6. Cf. Christ’s words when he forgives the sinful woman: ‘she loved much’ (Luke 7:47).
7. Presumably Van Gogh knew this quotation about Henri Leys – to which Theo evidently referred – from the article ‘Artistes contemporains. M. Henri Leys’ by Paul Mantz, who wrote in the Gazette des Beaux-Arts: ‘Profitons du moment où Théophile Gautier a le dos tourné pour lui prendre un mot charmant. “M. Leys, a-t-il dit, n’est pas un imitateur, mais un semblable”’ (Let’s profit from Théophile Gautier’s turning his back for a moment by making use of one of his witty remarks. “Mr Leys”, he said, “is not an imitator, but a kindrid spirit”’). See Mantz 1866, p. 316. The statement was taken from Théophile Gautier, Les Beaux-Arts en Europe: 1855. Second series. Paris 1856, p. 214.
8. James Tissot, Walk in the snow, 1858 (Paul Touzet) was exhibited at the 1859 Paris Salon (Promenade dans la neige) and at the London International Exhibition of 1862 (Ill. in Wentworth 1984, pl. 1). Ill. 1382 .

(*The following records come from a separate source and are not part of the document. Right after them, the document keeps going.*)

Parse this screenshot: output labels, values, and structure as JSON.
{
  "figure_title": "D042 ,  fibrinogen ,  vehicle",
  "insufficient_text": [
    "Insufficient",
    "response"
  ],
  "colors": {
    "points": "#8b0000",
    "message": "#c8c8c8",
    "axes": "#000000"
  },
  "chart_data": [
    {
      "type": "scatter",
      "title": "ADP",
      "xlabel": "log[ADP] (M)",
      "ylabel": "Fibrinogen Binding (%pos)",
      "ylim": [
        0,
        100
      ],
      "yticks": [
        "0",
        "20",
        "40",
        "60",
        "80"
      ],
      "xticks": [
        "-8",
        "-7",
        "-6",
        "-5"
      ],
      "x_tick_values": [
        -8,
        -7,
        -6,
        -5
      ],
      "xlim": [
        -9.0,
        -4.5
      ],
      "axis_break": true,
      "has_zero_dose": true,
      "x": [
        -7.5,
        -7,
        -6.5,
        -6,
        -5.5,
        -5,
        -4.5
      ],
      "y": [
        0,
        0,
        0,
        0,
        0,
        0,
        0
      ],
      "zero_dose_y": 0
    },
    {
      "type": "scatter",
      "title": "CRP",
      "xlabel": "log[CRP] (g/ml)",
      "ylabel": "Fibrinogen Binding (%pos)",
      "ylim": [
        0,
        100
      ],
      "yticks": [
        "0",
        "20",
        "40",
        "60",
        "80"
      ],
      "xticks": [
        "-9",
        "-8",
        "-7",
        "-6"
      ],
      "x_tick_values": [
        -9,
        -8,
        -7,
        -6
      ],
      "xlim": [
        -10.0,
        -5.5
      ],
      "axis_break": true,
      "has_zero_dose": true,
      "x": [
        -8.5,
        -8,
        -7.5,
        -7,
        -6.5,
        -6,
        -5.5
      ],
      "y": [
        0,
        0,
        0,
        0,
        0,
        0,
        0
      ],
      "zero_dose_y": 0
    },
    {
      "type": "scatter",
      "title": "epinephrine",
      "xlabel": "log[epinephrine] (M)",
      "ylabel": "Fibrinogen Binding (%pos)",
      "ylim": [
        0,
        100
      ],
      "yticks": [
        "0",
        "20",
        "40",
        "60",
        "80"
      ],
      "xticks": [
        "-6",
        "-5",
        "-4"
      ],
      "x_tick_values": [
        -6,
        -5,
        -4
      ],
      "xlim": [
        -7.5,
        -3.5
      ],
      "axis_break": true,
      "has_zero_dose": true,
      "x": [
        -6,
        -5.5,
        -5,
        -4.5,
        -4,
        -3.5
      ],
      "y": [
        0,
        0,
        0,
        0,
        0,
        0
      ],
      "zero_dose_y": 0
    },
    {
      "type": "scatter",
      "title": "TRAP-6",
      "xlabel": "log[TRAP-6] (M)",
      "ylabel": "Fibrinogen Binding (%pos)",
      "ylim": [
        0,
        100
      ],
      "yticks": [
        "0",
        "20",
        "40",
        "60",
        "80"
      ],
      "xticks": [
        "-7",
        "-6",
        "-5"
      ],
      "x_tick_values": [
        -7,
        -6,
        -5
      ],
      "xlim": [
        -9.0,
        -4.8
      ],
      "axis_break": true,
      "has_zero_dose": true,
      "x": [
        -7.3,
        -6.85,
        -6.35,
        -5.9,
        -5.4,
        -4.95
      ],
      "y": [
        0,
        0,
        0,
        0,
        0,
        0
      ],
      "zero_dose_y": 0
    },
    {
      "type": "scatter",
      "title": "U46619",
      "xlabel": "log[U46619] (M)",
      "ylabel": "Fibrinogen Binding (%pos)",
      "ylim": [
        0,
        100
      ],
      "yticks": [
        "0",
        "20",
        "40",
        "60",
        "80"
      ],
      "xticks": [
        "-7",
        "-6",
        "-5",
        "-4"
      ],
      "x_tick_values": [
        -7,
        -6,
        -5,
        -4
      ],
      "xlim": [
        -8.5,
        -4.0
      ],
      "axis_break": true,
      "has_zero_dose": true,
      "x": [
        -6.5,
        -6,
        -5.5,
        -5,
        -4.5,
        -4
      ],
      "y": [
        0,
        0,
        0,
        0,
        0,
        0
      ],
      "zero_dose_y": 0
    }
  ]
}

Walk on the ramparts of 1864 (Stanford, University Museum of Art, Gift of Mr Robert Sumpf) was included in Goupil’s ‘Galerie photographique’, Promenade sur les remparts, no. 429 (Paris, BNF, Cabinet des Estampes). Ill. 1664 .
There are two versions of Margaret in church: one dating from 1860 (present whereabouts unknown) and one from 1861 (Dublin, National Gallery of Ireland). At the time the work was photographed by Bingham for Goupil’s ‘Galerie photographique’, Marguerite à l‘église, no. 76 (Paris, BNF, Cabinet des Estampes). Ill. 1662 .
9. This person has not been identified; nor is it known to which of Henri Leys’s works this refers.
10. Alphonse Karr, Voyage autour de mon jardin (1845), a novel well known at the time, was based on natural history and written in the form of diary-like letters containing descriptions of plants and insects alternating with philosophical, religious and moral reflections.
11. Van Gogh and his sister Anna moved to the home of John and Mrs Parker, Ivy Cottage, 395 Kennington Road in Kennington (FR b2715). A while later, on 18 November 1874, Mr and Mrs van Gogh voiced their concerns to Theo. Mr van Gogh wrote that Anna had said ‘that one should just let Vincent quietly go his own way, and that he would come round of his own accord. It is, she says – a fit of pique. At any rate, it seems nothing can be done about it.’ And Mrs van Gogh said: ‘Our Vincent cannot but feel unhappy now. He has strayed from the true path, to which alone our blessed Lord attaches happiness and the joy of living. We hope it’s not for ever, but as long as it lasts, there’s every reason to be worried, and we cannot stop doing so. Have you written to him? If not, please do write again. He loves you so much’ (FR b2733 and b2734).